As you can see, I went far, but I think you can already see the connection with your career, especially for developers.

A moment ago, I was talking about whether or not people make their philosophy conscious.

Of course it is possible to live your whole life without paying attention to it. Most people do, and they get by very well.

Because deep down, you know what you want, right? Maybe not the extroverted decision-makers, haha.

But do you know why you want it?

The problem with not making your philosophy conscious is that you do not understand how you conceptualize the world, what you believe you know, which values guide your decisions, or what the thing you are trying to build is supposed to look like.

And many philosophies that exist are corrupted and will lead to suffering and self-destruction.

That is why taking time to stop and question yourself can change the direction of your life.

And for engineers of all kinds in particular, this has a major impact.

Philosophy and software architecture

For example, my work as a software engineer consists of architecting information systems to represent a certain reality as accurately as possible and adapt it to real needs.

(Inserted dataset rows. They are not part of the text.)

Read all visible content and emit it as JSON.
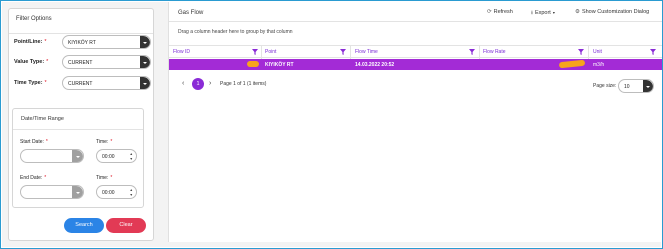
{
  "filter": {
    "title": "Filter Options",
    "point_label": "Point/Line:",
    "point_value": "KIYIKÖY RT",
    "value_type_label": "Value Type:",
    "value_type_value": "CURRENT",
    "time_type_label": "Time Type:",
    "time_type_value": "CURRENT",
    "required_mark": "*"
  },
  "date_range": {
    "title": "Date/Time Range",
    "start_date_label": "Start Date:",
    "start_time_label": "Time:",
    "start_time_value": "00:00",
    "end_date_label": "End Date:",
    "end_time_label": "Time:",
    "end_time_value": "00:00"
  },
  "actions": {
    "search": "Search",
    "clear": "Clear"
  },
  "grid": {
    "title": "Gas Flow",
    "refresh": "Refresh",
    "export": "Export",
    "customize": "Show Customization Dialog",
    "group_hint": "Drag a column header here to group by that column",
    "columns": [
      "Flow ID",
      "Point",
      "Flow Time",
      "Flow Rate",
      "Unit"
    ],
    "row": {
      "flow_id": "",
      "point": "KIYIKÖY RT",
      "flow_time": "14.03.2022 20:52",
      "flow_rate": "",
      "unit": "m3/h"
    },
    "page_current": "1",
    "page_info": "Page 1 of 1 (1 items)",
    "page_size_label": "Page size:",
    "page_size_value": "10"
  },
  "colors": {
    "accent": "#a32bd6",
    "search": "#2b84e6",
    "clear": "#e23a55",
    "highlight": "#f7a41c"
  },
  "icons": [
    "chevron-down-icon",
    "filter-icon",
    "refresh-icon",
    "export-icon",
    "gear-icon",
    "chevron-left-icon",
    "chevron-right-icon"
  ]
}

We try to create classes, interfaces, enums, functions, and abstractions that represent entities, relationships, and actions as clearly as possible.

That is already a form of applied metaphysics and epistemology.

We must also adapt these systems to users’ needs in order to serve their interests as well as possible. That implies values, and therefore ethics.

And we also try to build a codebase that is as beautiful as possible: clear, elegant, efficient, readable, and consistent. We also try to create a good User Experience and Developer Experience.

All of that touches aesthetics: the implementation of an ideal in reality.

A philosophy influences daily work

It also defines your relationship with work on a daily basis.

With a bad philosophy, you value things that go against reality.

That then appears in many day-to-day decisions. And inevitably, in your development and in your relationship with work.

That is normal because, as described at the beginning, philosophy encompasses everything, because it is the greatest abstraction.

Literally everything you perceive immediately passes through the filter of your philosophy.

A good philosophy should lead to a good life. Systematically.

Conclusion

That was a short, more abstract article.

Tell me what you think. Personally, I have always had this slightly intuitive and abstract side, and I am happy to share it.